A holiday filled with cookies, storytelling, and the wisdom of Jackie Mason

Abigail Pogrebin
March 09, 2017
Photo: SeveralSeconds via Flickr
Photo: SeveralSeconds via Flickr
Photo: SeveralSeconds via Flickr
Photo: SeveralSeconds via Flickr

I set my alarm for 5 a.m. so that I can have a quick breakfast before the Esther fast begins at daybreak (6:26 a.m.) on Wednesday, March 4, 2015. I honor Elvis by eating his favorite sandwich—peanut butter and banana—because The King is the theme of the Purim Spiel at Stephen Wise Free Synagogue, where, a week earlier, I had sat in on an intensive rehearsal.

I take a quiet pause in the dawn darkness to mark the reason for Ta’anit Esther: Our heroine fasted and asked the Jews to join her before she petitioned for their survival.

I deliver to neighbors the holiday hamantaschen, which my daughter Molly and I baked together—our first flour-drenched foray into the cookies shaped like Haman’s hat, folding circles of dough into three corners and filling them with jam. Amidst all of my holiday studying, this activity reminds me that the sweetest traditions often come down to tactile projects and the taste of a misshapen dessert.

Packaging three cookies in each cellophane gift bag—tying the openings with ribbons and a “Happy Purim” note—I drop the parcels on doormats in our apartment building.

I then attend an early-afternoon showing of the film Gett: The Trial of Vivianne Amselem—my small nod to The Day of Agunah, or “the Day of the Chained Woman,” which some have assigned to the Fast of Esther.

I walk alone through Central Park, weary of the biting cold and the absence of anything green, aware of bareness in the city despite so many colorful Purim parties about to commence.

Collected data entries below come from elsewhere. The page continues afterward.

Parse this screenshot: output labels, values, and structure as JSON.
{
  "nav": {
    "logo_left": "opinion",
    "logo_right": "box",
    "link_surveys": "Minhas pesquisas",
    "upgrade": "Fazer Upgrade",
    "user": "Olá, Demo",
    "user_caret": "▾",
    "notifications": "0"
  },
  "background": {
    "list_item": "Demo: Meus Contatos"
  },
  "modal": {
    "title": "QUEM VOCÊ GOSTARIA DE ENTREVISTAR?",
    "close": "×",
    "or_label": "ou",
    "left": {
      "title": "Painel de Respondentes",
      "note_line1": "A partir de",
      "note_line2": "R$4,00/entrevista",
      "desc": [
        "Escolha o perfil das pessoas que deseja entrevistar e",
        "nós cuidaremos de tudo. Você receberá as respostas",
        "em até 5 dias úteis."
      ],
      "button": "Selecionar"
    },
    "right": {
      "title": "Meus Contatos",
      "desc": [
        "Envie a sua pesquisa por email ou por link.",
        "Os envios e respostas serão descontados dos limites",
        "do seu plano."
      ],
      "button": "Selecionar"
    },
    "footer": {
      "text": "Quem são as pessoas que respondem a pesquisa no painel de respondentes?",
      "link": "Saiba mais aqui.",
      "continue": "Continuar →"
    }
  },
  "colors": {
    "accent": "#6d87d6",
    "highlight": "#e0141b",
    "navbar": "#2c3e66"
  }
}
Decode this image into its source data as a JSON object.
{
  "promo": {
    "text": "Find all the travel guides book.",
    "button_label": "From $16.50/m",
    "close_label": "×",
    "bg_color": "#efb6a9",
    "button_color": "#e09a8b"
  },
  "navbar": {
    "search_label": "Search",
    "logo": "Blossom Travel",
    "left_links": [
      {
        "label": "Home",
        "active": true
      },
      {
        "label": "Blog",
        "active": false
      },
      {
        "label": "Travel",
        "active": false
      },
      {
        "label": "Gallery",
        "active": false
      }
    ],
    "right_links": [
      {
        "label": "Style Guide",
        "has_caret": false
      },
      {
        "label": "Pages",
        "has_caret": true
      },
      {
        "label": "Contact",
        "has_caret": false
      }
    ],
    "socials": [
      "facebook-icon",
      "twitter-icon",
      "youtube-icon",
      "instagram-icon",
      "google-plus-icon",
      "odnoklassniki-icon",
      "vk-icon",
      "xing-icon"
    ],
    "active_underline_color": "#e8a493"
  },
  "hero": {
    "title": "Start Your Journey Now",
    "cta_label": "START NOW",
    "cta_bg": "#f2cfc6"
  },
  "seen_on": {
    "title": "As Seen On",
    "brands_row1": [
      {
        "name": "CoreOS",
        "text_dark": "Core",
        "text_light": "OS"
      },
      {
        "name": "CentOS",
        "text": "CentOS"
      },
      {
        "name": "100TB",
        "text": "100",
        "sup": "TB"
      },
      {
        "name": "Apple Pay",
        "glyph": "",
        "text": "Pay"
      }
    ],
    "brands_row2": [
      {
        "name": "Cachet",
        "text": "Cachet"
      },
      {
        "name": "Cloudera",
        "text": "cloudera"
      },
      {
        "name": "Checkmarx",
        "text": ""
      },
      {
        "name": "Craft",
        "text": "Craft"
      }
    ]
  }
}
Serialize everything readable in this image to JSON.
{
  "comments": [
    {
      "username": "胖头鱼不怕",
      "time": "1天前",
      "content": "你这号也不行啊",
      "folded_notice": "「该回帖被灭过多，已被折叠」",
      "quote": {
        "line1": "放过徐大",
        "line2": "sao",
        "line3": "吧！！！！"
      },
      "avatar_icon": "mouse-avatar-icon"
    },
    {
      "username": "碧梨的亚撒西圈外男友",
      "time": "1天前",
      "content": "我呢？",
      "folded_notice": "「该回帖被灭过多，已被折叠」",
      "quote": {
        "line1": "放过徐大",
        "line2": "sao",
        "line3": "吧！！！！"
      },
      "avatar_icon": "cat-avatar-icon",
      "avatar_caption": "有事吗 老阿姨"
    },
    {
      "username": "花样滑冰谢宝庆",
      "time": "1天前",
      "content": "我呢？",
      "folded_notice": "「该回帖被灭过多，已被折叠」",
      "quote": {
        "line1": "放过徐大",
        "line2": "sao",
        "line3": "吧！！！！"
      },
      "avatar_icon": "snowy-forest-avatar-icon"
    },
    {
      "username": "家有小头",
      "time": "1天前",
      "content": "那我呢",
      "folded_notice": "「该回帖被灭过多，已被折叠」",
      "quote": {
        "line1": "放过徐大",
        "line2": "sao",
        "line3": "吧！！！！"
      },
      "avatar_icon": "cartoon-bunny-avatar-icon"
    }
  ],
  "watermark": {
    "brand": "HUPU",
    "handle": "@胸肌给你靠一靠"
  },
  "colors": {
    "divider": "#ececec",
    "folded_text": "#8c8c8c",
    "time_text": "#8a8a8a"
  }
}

I enter Congregation Emanu-El on Fifth Avenue, the massive, cathedral-like synagogue whose members include Joan Rivers and Michael R. Bloomberg.

I’m here to attend my first “Purim Scotch Tasting,” which I hear is de rigueur for Purim eve: The Esther fast ends with a cocktail. It’s a preamble to the partying that Purim demands. We’re supposed to get so inebriated that we can’t tell the difference between Mordechai and Haman, the hero and the villain.

Presiding behind the makeshift bar is the convivial senior rabbi, Joshua Davidson, who has, in his brief two years at Emanu-El, already generated a buzz for combining intellect and wit.

“Macallan or Dewars?” he offers to those lined up for a sample. “Rocks or neat?”

I’m hesitant to drink before eating, but Davidson, whom I know because we both attended a Jewish conference the previous fall, waves me into the queue.

Jackie Mason had it wrong when he said gentiles are focused on the next cocktail and Jews on the next meal. I’m learning that Jews do their share of drinking on the holidays. There’s wine every Shabbat, single malt on Simchat Torah, eggnog on Hanukkah (OK, maybe just in my family), four cups of wine on Tu B’Shvat, four cups on Passover—and now we’re supposed to get blotto on Purim.

Because I have been fasting since sunup, I’m already a little woozy from hunger. But as they say, “when in Rome,” or, in this case, temple. So as soon as the fast ends after dusk—5:50 p.m. (believe me, I checked in advance)—I belly up to the rabbi’s bar.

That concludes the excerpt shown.